Does Reddit Suck Now? The Numbers Say: Yes

2008-03-23 15:24 - Opinion

I've been using the social media site (ick, what a phrase) Reddit for a while now. I can say for sure that it's been over two years, based on the data I'm about to show you. There's been a general feeling of decline recently however, that I've felt and that and I've seen others discuss, in comments and even whole posts (though I could only google up one of them). I'm a bit of a numbers man, so I decided to see if they backed me up.

I wrote a quick greasemonkey script to gather all my upvotes and downvotes. (Note: I'm purposely not distributing it, so as to not encourage any more hammering of Reddit's servers.) Reddit only gives you a human friendly "X Ys ago" view, i.e. "5 days ago" or "3 months ago" data about a post. So, I grouped the data by month. And ended up throwing away data over 12 months ago; the difference in grouping forced it to be horrible outliers. (And, 2006 had only the tiniest bit of data, making it a further outlier.) So here, I'm presenting the past 12 months. Both the total number of votes, and the ratio of upvotes to downvotes.

What we can see rather directly from these numbers is that Reddit has become much more popular (and/or I've become more active) in the past 12 months, and that quality has declined over the same period.
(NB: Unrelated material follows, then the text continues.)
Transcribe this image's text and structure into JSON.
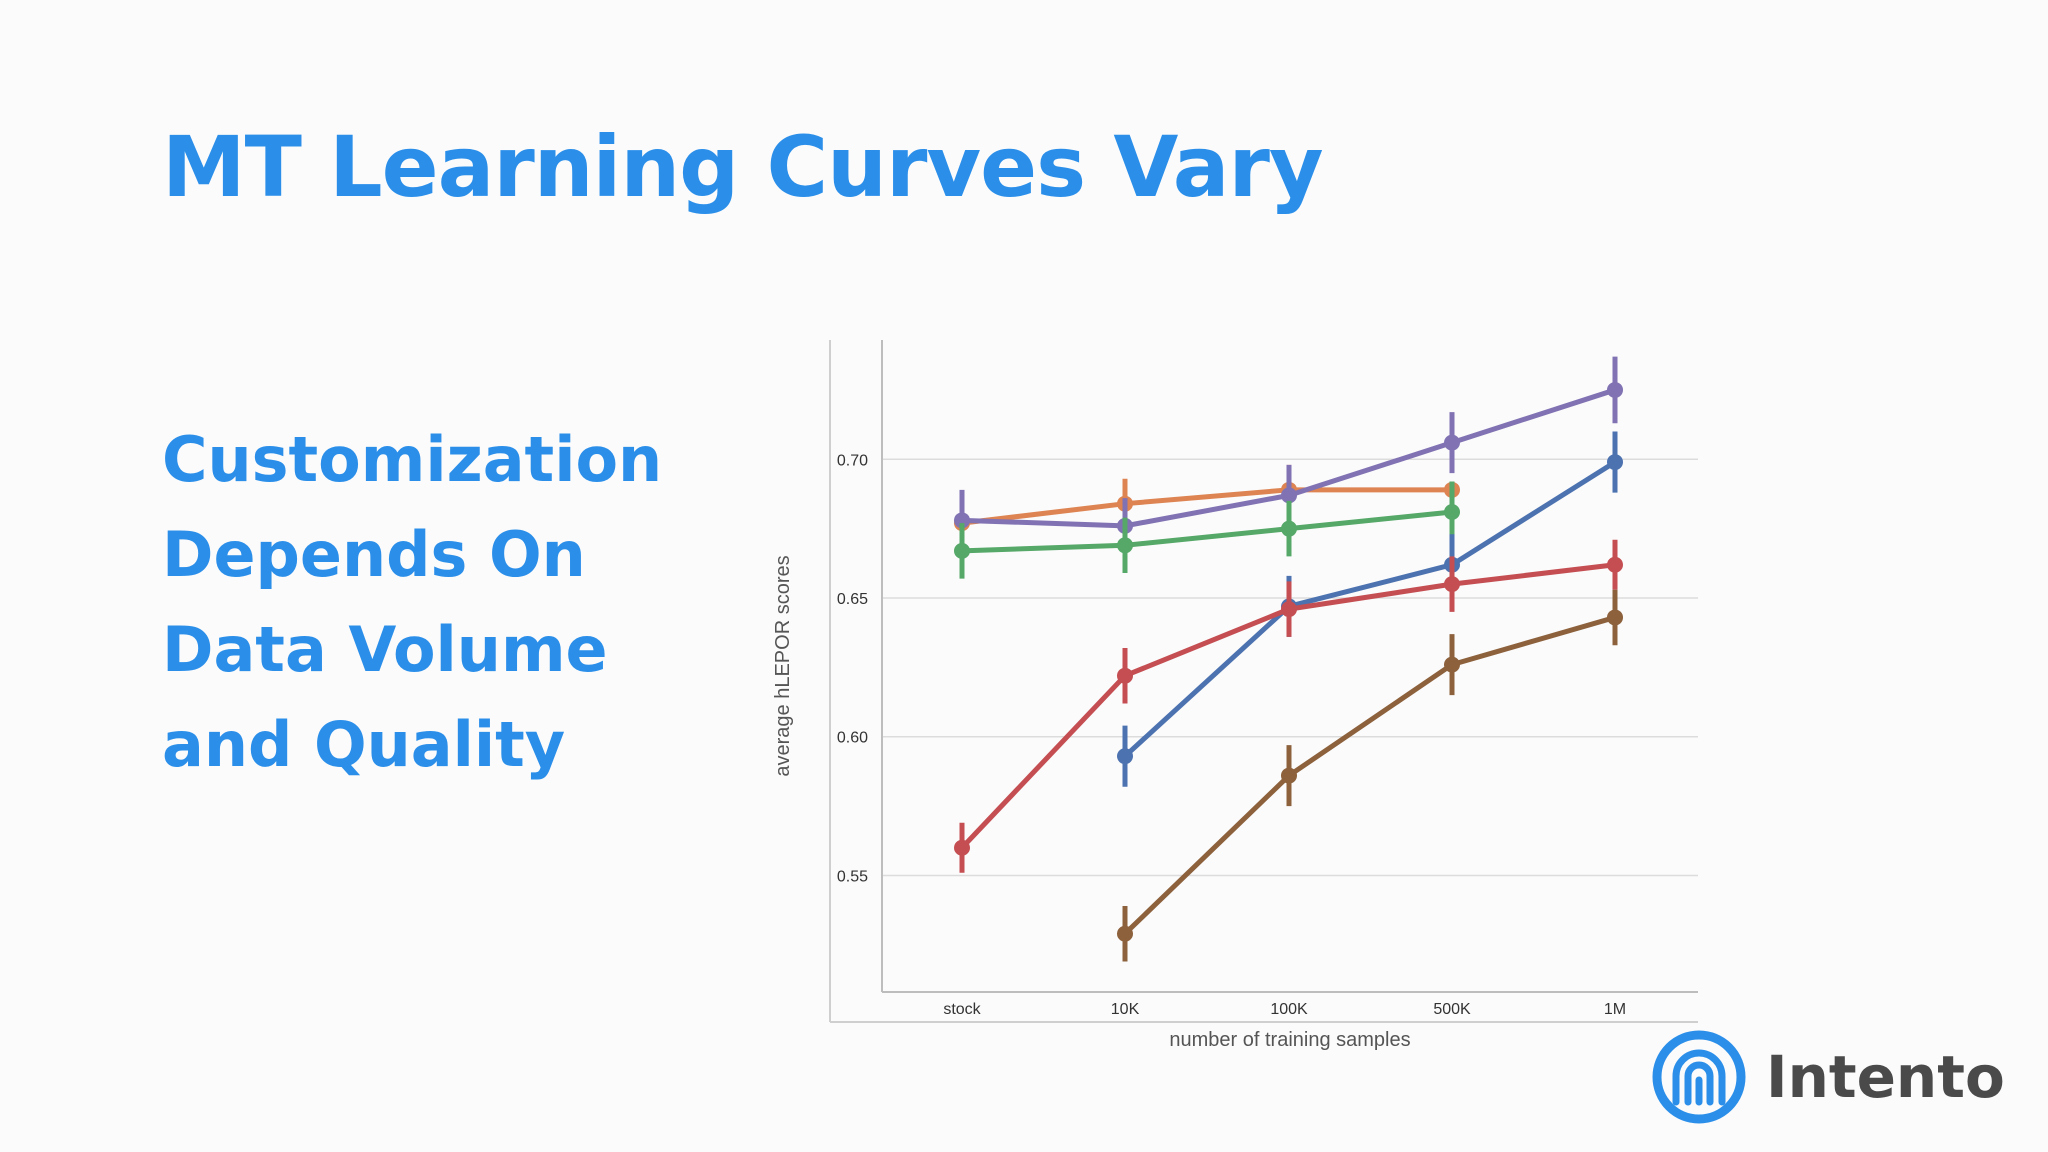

And, we can see that I was either distracted or disinterested for September and October of 2007. In the five months before that, I averaged 224 votes per month, and a 44.89% rate of upvotes. In the five months after that, the numbers became 492 and 40.47%. Distinct rise and drop. Or, the common hypothesis appears to hold: the "riff raff" has arrived, reddit has become more popular, and the old-school reddit types are being outnumbered by vapid "pics", politics outside the politics subreddit (not to mention the same stuff over and over), and all the rest of the "common denominator" set.

It's too bad. Reddit used to be a place that I could go and be rather sure of finding both interesting links, and valuable commentary on said interesting material. If I read a good article, but didn't understand something, or was curious about a particular piece, it used to be that I could reliably find answers and details in the comments. Now it's lame two-word jokes, quotes from popular media, and similarly pointless drivel. Reddit isn't worthless, it's just much less valuable than it once was.

Comments:

Tried news.ycombinator.com?
2008-03-23 16:26 - gyardley

Although I've never been an active commenter on any social news site, it reminds me of an early Reddit in some ways.